Petit souci, le successeur du sieur Camot est un certain Matard, qui en 1775 se permet d’écorcher des chevaux et des boeufs et d’en enfouir les dépouilles sur le terrain destiné aux inhumations. Autant dire que les relations avec les israélites se tendent. Pour parer à ces difficultés, Pereire décide d’acheter le terrain voisin (à l’actuel 44 avenue de Flandre) et obtient l’autorisation du roi d’en faire un cimetière destiné aux juifs portugais. Ce terrain accueillit également les juifs allemands le temps que cette communauté trouve une solution pour ses enterrements, le sieur Matard ayant carrément menacé d’exhumer les corps ensevelis sur son terrain.
Ces cimetières de l’avenue de Flandre furent abandonnés en 1810, Napoléon ayant permis l’inhumation des Juifs dans tous les cimetières parisiens.
L’auberge des faubourgs et ses jardins/cimetières ont depuis longtemps disparu. Si l’auberge du sieur Camot a entièrement disparu avec son jardin, le cimetière voisin acquis par Pereire conserve aujourd’hui la trace de son passé avec quelques tombes encore présentes.

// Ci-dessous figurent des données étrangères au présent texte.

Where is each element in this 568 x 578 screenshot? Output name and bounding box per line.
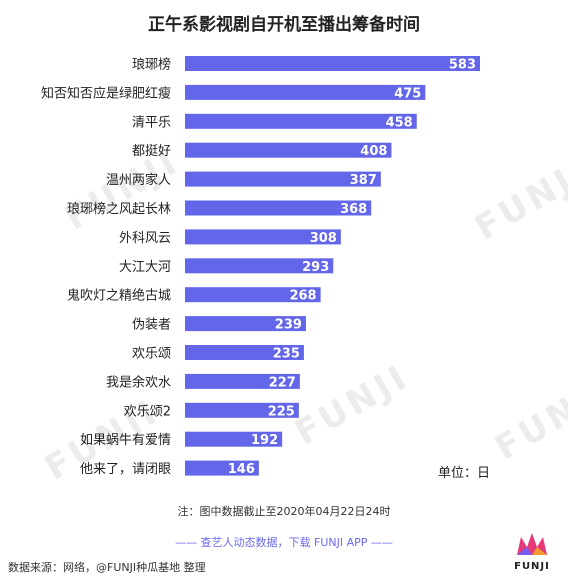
bar (185, 258, 334, 274)
value-label: 583 (449, 58, 476, 73)
category-label: 琅琊榜之风起长林 (67, 201, 171, 217)
bar (185, 113, 417, 129)
promo-link[interactable]: —— 查艺人动态数据，下载 FUNJI APP —— (175, 536, 393, 549)
category-label: 如果蜗牛有爱情 (80, 432, 171, 448)
category-label: 琅琊榜 (132, 57, 171, 73)
category-label: 伪装者 (132, 318, 171, 333)
category-label: 鬼吹灯之精绝古城 (67, 288, 171, 304)
value-label: 225 (268, 404, 295, 419)
bar (185, 460, 259, 476)
bar (185, 345, 304, 360)
value-label: 308 (310, 231, 337, 246)
value-label: 475 (394, 86, 421, 101)
footnote: 注：图中数据截止至2020年04月22日24时 (177, 505, 391, 518)
value-label: 235 (273, 347, 300, 362)
bar (185, 431, 283, 447)
value-label: 268 (289, 289, 316, 304)
bar (185, 56, 480, 71)
value-label: 458 (386, 115, 413, 130)
category-label: 知否知否应是绿肥红瘦 (41, 85, 171, 101)
logo-text: FUNJI (514, 561, 550, 572)
value-label: 227 (269, 375, 296, 390)
bar (185, 229, 341, 245)
value-label: 146 (228, 462, 255, 477)
value-label: 192 (251, 433, 278, 448)
category-label: 他来了，请闭眼 (80, 462, 171, 477)
data-source: 数据来源：网络，@FUNJI种瓜基地 整理 (8, 561, 206, 574)
chart-title: 正午系影视剧自开机至播出筹备时间 (148, 15, 420, 35)
funji-logo: FUNJI (510, 531, 554, 572)
category-label: 大江大河 (119, 260, 171, 275)
bar-chart: 琅琊榜 583 知否知否应是绿肥红瘦 475 清平乐 458 都挺好 408 温州两家人 387 琅… (41, 56, 480, 477)
bar (185, 200, 372, 216)
bar (185, 287, 321, 303)
category-label: 外科风云 (119, 231, 171, 246)
unit-label: 单位：日 (437, 466, 490, 481)
category-label: 欢乐颂2 (124, 404, 171, 419)
crown-icon (517, 533, 547, 555)
bar (185, 316, 306, 332)
category-label: 欢乐颂 (132, 347, 171, 362)
bar (185, 402, 299, 418)
category-label: 都挺好 (132, 144, 171, 159)
bar (185, 373, 300, 389)
value-label: 239 (275, 318, 302, 333)
bar (185, 84, 426, 100)
category-label: 清平乐 (132, 115, 171, 130)
bar (185, 142, 392, 158)
value-label: 408 (360, 144, 387, 159)
value-label: 368 (340, 202, 367, 217)
category-label: 我是余欢水 (106, 374, 171, 390)
value-label: 387 (350, 173, 377, 188)
bar (185, 171, 381, 187)
category-label: 温州两家人 (106, 172, 171, 188)
value-label: 293 (302, 260, 329, 275)
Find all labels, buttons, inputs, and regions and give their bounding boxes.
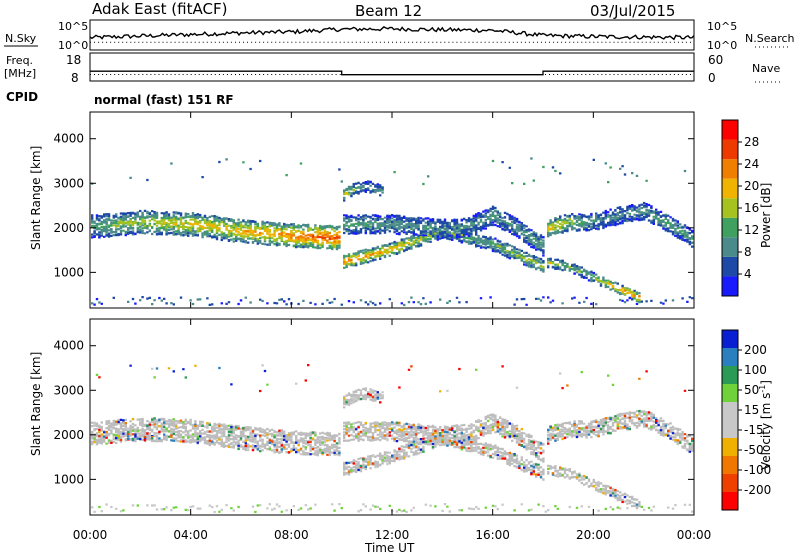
heatmap-cells-0 bbox=[91, 159, 694, 304]
xtick-label-6: 00:00 bbox=[677, 528, 712, 542]
nave-ytick-top: 60 bbox=[708, 53, 723, 67]
velocity-colorbar-tick-label-7: 200 bbox=[744, 343, 767, 357]
xtick-label-0: 00:00 bbox=[73, 528, 108, 542]
ytick-label-3: 4000 bbox=[53, 132, 84, 146]
ytick-label-1: 2000 bbox=[53, 428, 84, 442]
power-colorbar-swatch-4 bbox=[722, 198, 738, 218]
power-colorbar-tick-label-2: 12 bbox=[744, 223, 759, 237]
station-title: Adak East (fitACF) bbox=[92, 0, 227, 18]
cpid-label: CPID bbox=[6, 90, 38, 104]
xtick-label-5: 20:00 bbox=[576, 528, 611, 542]
velocity-colorbar-label-sup: -1 bbox=[758, 385, 767, 393]
power-colorbar-tick-label-0: 4 bbox=[744, 267, 752, 281]
velocity-colorbar-swatch-0 bbox=[722, 492, 738, 510]
velocity-colorbar-swatch-1 bbox=[722, 474, 738, 492]
velocity-colorbar-tick-label-2: -50 bbox=[744, 443, 764, 457]
power-colorbar-swatch-3 bbox=[722, 217, 738, 238]
velocity-colorbar-swatch-8 bbox=[722, 348, 738, 366]
xtick-label-3: 12:00 bbox=[375, 528, 410, 542]
velocity-colorbar-tick-label-5: 50 bbox=[744, 383, 759, 397]
heatmap-cells-4 bbox=[112, 188, 641, 301]
nsearch-label: N.Search bbox=[745, 32, 795, 45]
velocity-colorbar-tick-label-1: -100 bbox=[744, 463, 771, 477]
cpid-text: normal (fast) 151 RF bbox=[94, 93, 234, 107]
ytick-label-3: 4000 bbox=[53, 339, 84, 353]
mhz-label: [MHz] bbox=[4, 67, 36, 80]
power-heatmap bbox=[91, 157, 694, 307]
velocity-heatmap bbox=[91, 364, 694, 514]
ytick-label-1: 2000 bbox=[53, 221, 84, 235]
nave-label: Nave bbox=[752, 62, 780, 75]
velocity-colorbar-label-end: ] bbox=[759, 380, 773, 385]
power-colorbar-tick-label-3: 16 bbox=[744, 201, 759, 215]
velocity-colorbar-swatch-3 bbox=[722, 438, 738, 456]
nsky-ytick-bottom: 10^0 bbox=[58, 39, 88, 52]
power-ylabel: Slant Range [km] bbox=[29, 146, 43, 250]
nave-ytick-bottom: 0 bbox=[708, 71, 716, 85]
velocity-colorbar-tick-label-0: -200 bbox=[744, 483, 771, 497]
power-axes: 1000 2000 3000 4000 bbox=[53, 132, 694, 279]
power-colorbar-tick-label-1: 8 bbox=[744, 245, 752, 259]
velocity-colorbar-tick-label-4: 15 bbox=[744, 403, 759, 417]
power-colorbar-tick-label-5: 24 bbox=[744, 157, 759, 171]
heatmap-cells-1 bbox=[91, 157, 694, 307]
nsky-series bbox=[89, 26, 695, 43]
power-colorbar-swatch-7 bbox=[722, 139, 738, 160]
velocity-colorbar-tick-label-3: -15 bbox=[744, 423, 764, 437]
velocity-ylabel: Slant Range [km] bbox=[29, 352, 43, 456]
velocity-colorbar-label: Velocity [m s-1] bbox=[758, 380, 773, 470]
power-colorbar-tick-label-6: 28 bbox=[744, 135, 759, 149]
velocity-axes: 1000 2000 3000 4000 bbox=[53, 339, 694, 486]
nsearch-ytick-bottom: 10^0 bbox=[707, 39, 737, 52]
nsearch-ytick-top: 10^5 bbox=[707, 20, 737, 33]
freq-panel-frame bbox=[89, 52, 695, 82]
velocity-colorbar-swatch-9 bbox=[722, 330, 738, 348]
velocity-colorbar-swatch-4 bbox=[722, 420, 738, 438]
nsky-ytick-top: 10^5 bbox=[58, 20, 88, 33]
nsky-label: N.Sky bbox=[5, 32, 37, 45]
velocity-colorbar-swatch-7 bbox=[722, 366, 738, 384]
velocity-colorbar-frame bbox=[721, 329, 739, 511]
freq-label: Freq. bbox=[6, 54, 33, 67]
power-colorbar-swatch-0 bbox=[722, 276, 738, 296]
ytick-label-2: 3000 bbox=[53, 176, 84, 190]
xtick-label-4: 16:00 bbox=[475, 528, 510, 542]
velocity-colorbar-tick-label-6: 100 bbox=[744, 363, 767, 377]
power-colorbar-tick-label-4: 20 bbox=[744, 179, 759, 193]
ytick-label-0: 1000 bbox=[53, 265, 84, 279]
ytick-label-0: 1000 bbox=[53, 472, 84, 486]
power-colorbar-swatch-8 bbox=[722, 120, 738, 140]
power-colorbar-swatch-2 bbox=[722, 237, 738, 257]
velocity-colorbar-label-main: Velocity [m s bbox=[759, 393, 773, 470]
power-colorbar: 4 8 12 16 20 24 28 bbox=[721, 119, 759, 297]
time-axis-label: Time UT bbox=[364, 541, 415, 554]
velocity-colorbar: -200 -100 -50 -15 15 50 100 200 bbox=[721, 329, 771, 511]
time-axis-ticks: 00:00 04:00 08:00 12:00 16:00 20:00 00:00 bbox=[73, 112, 712, 542]
velocity-colorbar-swatch-2 bbox=[722, 456, 738, 474]
xtick-label-2: 08:00 bbox=[274, 528, 309, 542]
date-title: 03/Jul/2015 bbox=[590, 2, 675, 20]
freq-ytick-bottom: 8 bbox=[71, 71, 79, 85]
xtick-label-1: 04:00 bbox=[173, 528, 208, 542]
power-colorbar-swatch-1 bbox=[722, 256, 738, 277]
power-colorbar-swatch-5 bbox=[722, 178, 738, 199]
freq-ytick-top: 18 bbox=[66, 53, 81, 67]
heatmap-cells-0 bbox=[91, 387, 694, 510]
heatmap-cells-7 bbox=[311, 235, 341, 241]
power-colorbar-swatch-6 bbox=[722, 159, 738, 179]
freq-series bbox=[90, 70, 694, 76]
velocity-colorbar-swatch-6 bbox=[722, 384, 738, 402]
nsky-line bbox=[89, 26, 695, 41]
power-colorbar-label: Power [dB] bbox=[759, 183, 773, 248]
velocity-colorbar-swatch-5 bbox=[722, 402, 738, 420]
nsky-panel-frame bbox=[89, 19, 695, 51]
freq-line bbox=[90, 70, 694, 76]
beam-title: Beam 12 bbox=[355, 2, 422, 20]
ytick-label-2: 3000 bbox=[53, 383, 84, 397]
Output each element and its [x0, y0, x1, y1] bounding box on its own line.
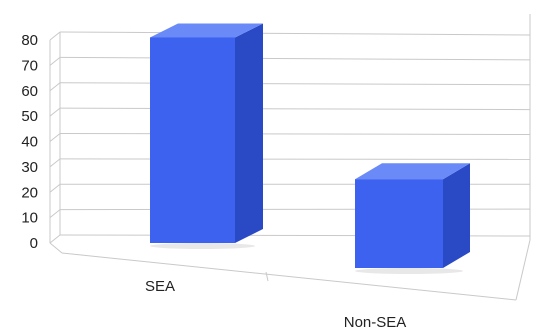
- gridline-side: [49, 82, 61, 92]
- category-label: SEA: [145, 278, 175, 295]
- bar-shadow: [150, 243, 255, 249]
- gridline: [59, 31, 531, 36]
- gridline-side: [49, 158, 61, 168]
- y-tick-label: 50: [21, 108, 38, 125]
- bar-sea: [150, 23, 263, 249]
- y-tick-label: 80: [21, 32, 38, 49]
- bar-top-face: [355, 163, 470, 180]
- y-tick-label: 0: [30, 235, 38, 252]
- gridline-side: [49, 209, 61, 219]
- gridline-side: [49, 31, 61, 41]
- bar-shadow: [355, 268, 463, 274]
- bar-side-face: [235, 23, 263, 244]
- category-label: Non-SEA: [344, 314, 407, 331]
- gridline-side: [49, 107, 61, 117]
- bars: [150, 23, 470, 274]
- gridline: [59, 133, 531, 135]
- bar-non-sea: [355, 163, 470, 274]
- y-tick-label: 10: [21, 210, 38, 227]
- gridline: [59, 56, 531, 61]
- floor-front-edge: [61, 252, 517, 301]
- gridline: [59, 82, 531, 86]
- gridline: [59, 158, 531, 160]
- y-tick-label: 70: [21, 57, 38, 74]
- gridline-side: [49, 183, 61, 193]
- category-divider: [265, 271, 269, 282]
- y-tick-label: 40: [21, 134, 38, 151]
- floor-left-edge: [49, 242, 63, 254]
- bar-top-face: [150, 23, 263, 38]
- gridline-side: [49, 234, 61, 244]
- bar-front-face: [150, 37, 235, 244]
- gridlines: [49, 31, 531, 244]
- y-tick-label: 30: [21, 159, 38, 176]
- gridline: [59, 107, 531, 111]
- axes: [49, 14, 531, 301]
- labels: 0 10 20 30 40 50 60 70 80 SEA Non-SEA: [21, 32, 406, 331]
- y-tick-label: 20: [21, 184, 38, 201]
- floor-right-edge: [515, 239, 531, 301]
- gridline-side: [49, 56, 61, 66]
- gridline-side: [49, 133, 61, 142]
- bar-side-face: [443, 163, 470, 268]
- bar-front-face: [355, 179, 443, 268]
- y-tick-label: 60: [21, 83, 38, 100]
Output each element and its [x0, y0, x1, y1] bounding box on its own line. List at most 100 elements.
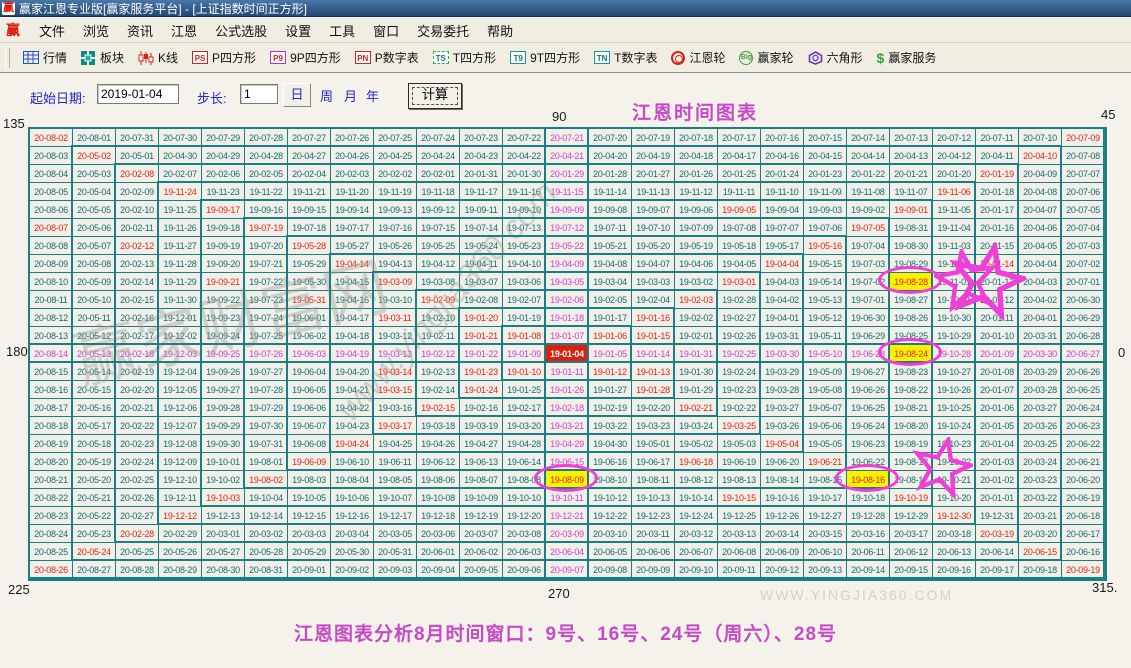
grid-cell: 19-11-09	[804, 183, 847, 201]
grid-cell: 19-03-13	[374, 345, 417, 363]
grid-cell: 19-01-17	[589, 309, 632, 327]
grid-cell: 19-12-23	[632, 507, 675, 525]
toolbar-button-9T四方形[interactable]: T9 9T四方形	[503, 47, 587, 68]
grid-cell: 20-08-17	[30, 399, 73, 417]
grid-cell: 19-11-22	[245, 183, 288, 201]
toolbar-button-江恩轮[interactable]: 江恩轮	[664, 47, 732, 68]
menu-item-江恩[interactable]: 江恩	[171, 23, 198, 39]
grid-cell: 19-09-21	[202, 273, 245, 291]
grid-cell: 20-08-24	[30, 525, 73, 543]
menu-item-窗口[interactable]: 窗口	[373, 23, 400, 39]
grid-cell-start-date: 19-01-04	[546, 345, 589, 363]
grid-cell: 19-03-15	[374, 381, 417, 399]
grid-cell: 19-09-06	[675, 201, 718, 219]
grid-cell: 19-01-24	[460, 381, 503, 399]
grid-cell: 19-05-26	[374, 237, 417, 255]
menu-item-文件[interactable]: 文件	[39, 23, 66, 39]
grid-cell: 19-04-25	[374, 435, 417, 453]
grid-cell: 19-07-23	[245, 291, 288, 309]
grid-cell: 19-07-11	[589, 219, 632, 237]
period-option-日-selected[interactable]: 日	[283, 83, 311, 107]
menu-item-交易委托[interactable]: 交易委托	[417, 23, 470, 39]
grid-cell: 19-08-30	[890, 237, 933, 255]
toolbar-button-label: 9P四方形	[290, 51, 341, 65]
grid-cell: 19-06-26	[847, 381, 890, 399]
toolbar-button-T数字表[interactable]: TN T数字表	[587, 47, 664, 68]
grid-cell: 20-03-24	[1019, 453, 1062, 471]
grid-cell: 20-07-11	[976, 129, 1019, 147]
period-option-月[interactable]: 月	[344, 89, 358, 104]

Paul Hildenfinger a publié en 1913 ses recherches sur les inhumations de juifs parisiens au 18ème siècle (Gallica, « Documents sur les juifs à Paris au XVIIIe siècle : actes d’inhumation et scellés »). Il analyse dans cet ouvrage 176 actes concernant des inhumations d’israélites à Paris entre 1717 et 1789. Cette recherche très approfondie ne se prétend cependant pas exhaustive, comme le précise son auteur : « Sans doute eut-il été possible de l’enrichir sans la difficulté matérielle et morale d’une recherche qui, pour être définitive, devrait épuiser plus de 5.000 liasses. » On comprend aisément la « difficulté morale » à l’idée d’analyser 5 000 liasses… Avis aux amateurs !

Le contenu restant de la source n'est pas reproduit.